Sunday 22 July 2012

nostalgia for the light (w&d patricio guzmán)


I was there on 911. When the Palace was  bombed and the President was killed. Or killed himself. Though no-one believes the official story because none of the official stories are credible. I did not fight in the trenches, because no-one did. I was not rounded up by the young men whose anger masked their confusion. I was not taken to the football stadium so I did not see Jara have his hands chopped off or the students shot or endure that strange time standing on the terraces as though waiting for the football match to start, knowing that when it started it only meant the end. Neither did I succeed in mythologizing my experiences when I fled, first to Mexico, then to Europe, then to the Stratosphere.

But I was there, one way or another. Or, rather, I have been there.

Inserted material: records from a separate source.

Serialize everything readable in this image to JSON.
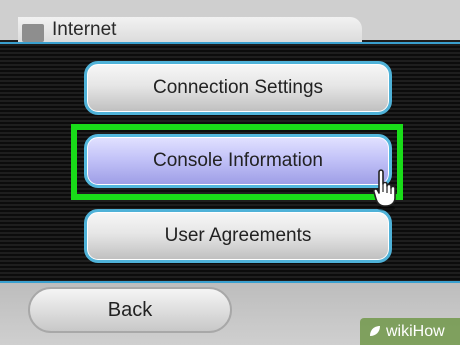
{
  "header": {
    "title": "Internet"
  },
  "menu": {
    "items": [
      {
        "label": "Connection Settings"
      },
      {
        "label": "Console Information"
      },
      {
        "label": "User Agreements"
      }
    ],
    "selected_index": 1
  },
  "footer": {
    "back_label": "Back"
  },
  "watermark": {
    "text": "wikiHow"
  },
  "colors": {
    "accent_line": "#3aa0cf",
    "highlight": "#19dc19",
    "selected_button": "#c3c3f8"
  },
  "icons": {
    "cursor": "pointing-hand-icon",
    "title_marker": "square-icon"
  }
}
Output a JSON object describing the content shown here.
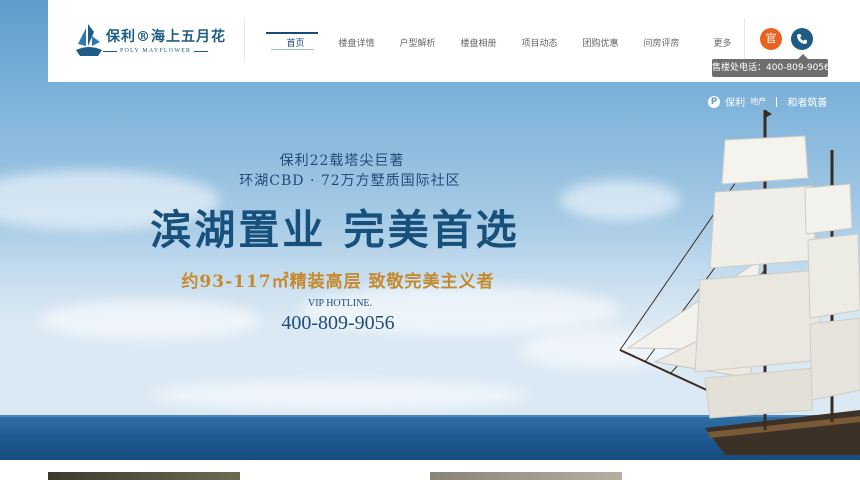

I have even walked the Atacama desert, seen the stars like nowhere on earth, hunted for traces of lost civilisations as well as traces of the civilisation we have lost.

Because of this, Guzmán’s film, haunting though it is, did not tell me things I did not know. It is not a beautiful film and neither should it be. Neither is it a meditational film, as some say. It is an angry film, and that is at it should be. It has a quiet, hidden anger, with the energy of an exploding star, because Guzmán was on a star that exploded forty years ago and knows how it feels. Because anger is the offspring of pain which is the offspring of events which are what Guzmán lived through and felt and if you have seen his films then you too have lived through and felt these events and all that they then brought forth. Which is why I know I was there. Even if I wasn’t. Which is why his film tells me nothing new. Even though I am glad to have learnt nothing new.

Guzmán points his own telescope into the past. He points it at the desert floor. The light which hits the screen whilst we watch is light which was busy being born forty years ago, finally reaching our eyes.